The population continued to increase as more settlers arrived, and another census appears to have taken place in 1830. The final population at that time was recorded at 8,500 people. From 1830 to 1840, the population of Seychelles fell sharply to 4,360. A number of reasons have been put forward for this decrease, the most plausible being that when the British abolished slavery in 1834 many of the settlers left with their slaves. In 1851 another census was carried out. This  time the principal islands were divided into sections and every house was visited. fir the other islands however, information had to be obtained from persons owning property on them. the population was recorded as 6,841 rising to 7,580 at the next census in 1861. 


Census continued to be carried out during the first year of each decade, the rhythm being broken by the Second World War when the 1941 census was postponed until 1947.


The new Census Act was drawn up in 1959 for the purpose of the 1960 census. few maps were available with the exception of those in Victoria, for the division of census districts and the houses had no means of identification. Fortunately the Roman Catholic Bishop lent maps of Mahé, Praslin and La Digue sub-divided into parishes. There parishes were of a convenient size for Census Districts and were used as such.


The census was done and the population was 41,425 of which 81% lived on Mahé, the main island in the group. Details on housing, occupation, literacy, religion and nationality were recorded as well as the usual demographic data. A team of 201 enumerators and supervisors were employed and these comprised mainly of students and teachers. This census was supplemented by an agricultural census shortly afterwards.


Another census was held in May 1971 combining questions on population, employment, housing and agriculture. The data thus collected was to be processed by computer for the first time. the Roman Catholic parishes were again used as census districts. The results showed 1,500 persons less than had been anticipated. The Census commissioner at the time put the difference down to errors in the migration figures over the intervening 11 years as the most likely cause but it is now thought that a number of households in certain areas were missed.


A change of government took place on the 5th June 1977. Mr. France Albert Rene became president and formed a new government. The change in government in June caused some delays in the final preparation of the census. The results of the census reported a population of 61,900 persons.


A decision was taken to create new district electoral boundaries in 1980/81. The census office with limited resources conducted a census update exercise with the objective of obtaining social and demographic data of individuals on a district basis. The results were mainly affected by double counting persons migrating to another district and under counting. As a result a 6% under enumeration was reported.

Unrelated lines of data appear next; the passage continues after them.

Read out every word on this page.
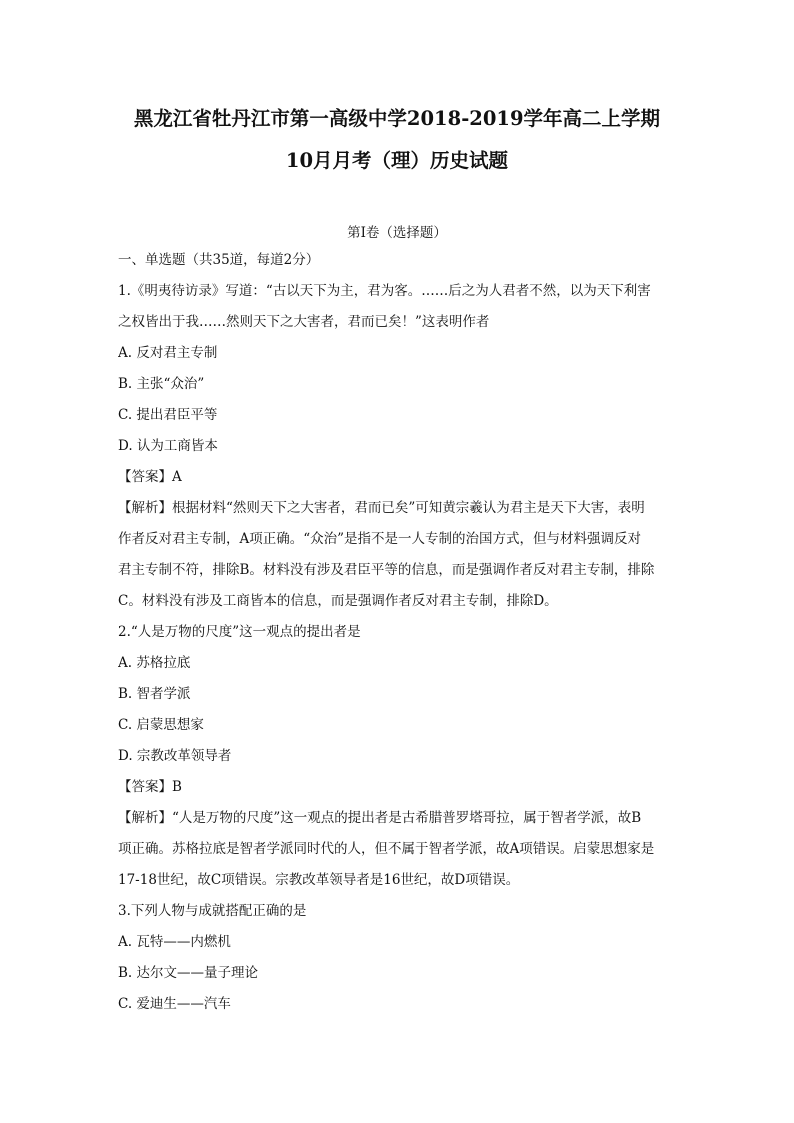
黑龙江省牡丹江市第一高级中学2018-2019学年高二上学期
10月月考（理）历史试题
第I卷（选择题）
一、单选题（共35道，每道2分）
1.《明夷待访录》写道：“古以天下为主，君为客。……后之为人君者不然，以为天下利害
之权皆出于我……然则天下之大害者，君而已矣！”这表明作者
A. 反对君主专制
B. 主张“众治”
C. 提出君臣平等
D. 认为工商皆本
【答案】A
【解析】根据材料“然则天下之大害者，君而已矣”可知黄宗羲认为君主是天下大害，表明
作者反对君主专制，A项正确。“众治”是指不是一人专制的治国方式，但与材料强调反对
君主专制不符，排除B。材料没有涉及君臣平等的信息，而是强调作者反对君主专制，排除
C。材料没有涉及工商皆本的信息，而是强调作者反对君主专制，排除D。
2.“人是万物的尺度”这一观点的提出者是
A. 苏格拉底
B. 智者学派
C. 启蒙思想家
D. 宗教改革领导者
【答案】B
【解析】“人是万物的尺度”这一观点的提出者是古希腊普罗塔哥拉，属于智者学派，故B
项正确。苏格拉底是智者学派同时代的人，但不属于智者学派，故A项错误。启蒙思想家是
17-18世纪，故C项错误。宗教改革领导者是16世纪，故D项错误。
3.下列人物与成就搭配正确的是
A. 瓦特——内燃机
B. 达尔文——量子理论
C. 爱迪生——汽车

The census update of 1981/82 estimated that 63,245 persons or 98% of the population were distributed amongst the three main islands. The estimated total number of households was 13,107 for the three islands.


A population and housing census was conducted in August 1987 with the aim of catering for the changes in the district boundaries and the creation of the National Population Database (NPD).


The following census was conducted in 1994. Its aim was to obtain reliable population figures for the revision of the electoral district boundaries as stipulated in the constitution. Secondly, the data would be used to validate the National Population Database/Register (NPD). Thirdly, the census would provide the primary source of basic population data for administrative and other aspects of economic and social planning, and fourthly it would make available a base for current statistics and a statistical frame for sampling surveys, studies, and research.


For the first time, a thorough and detailed mapping exercise was conducted. The exercise subdivided the country into over 400 enumeration areas for better management control in the census execution.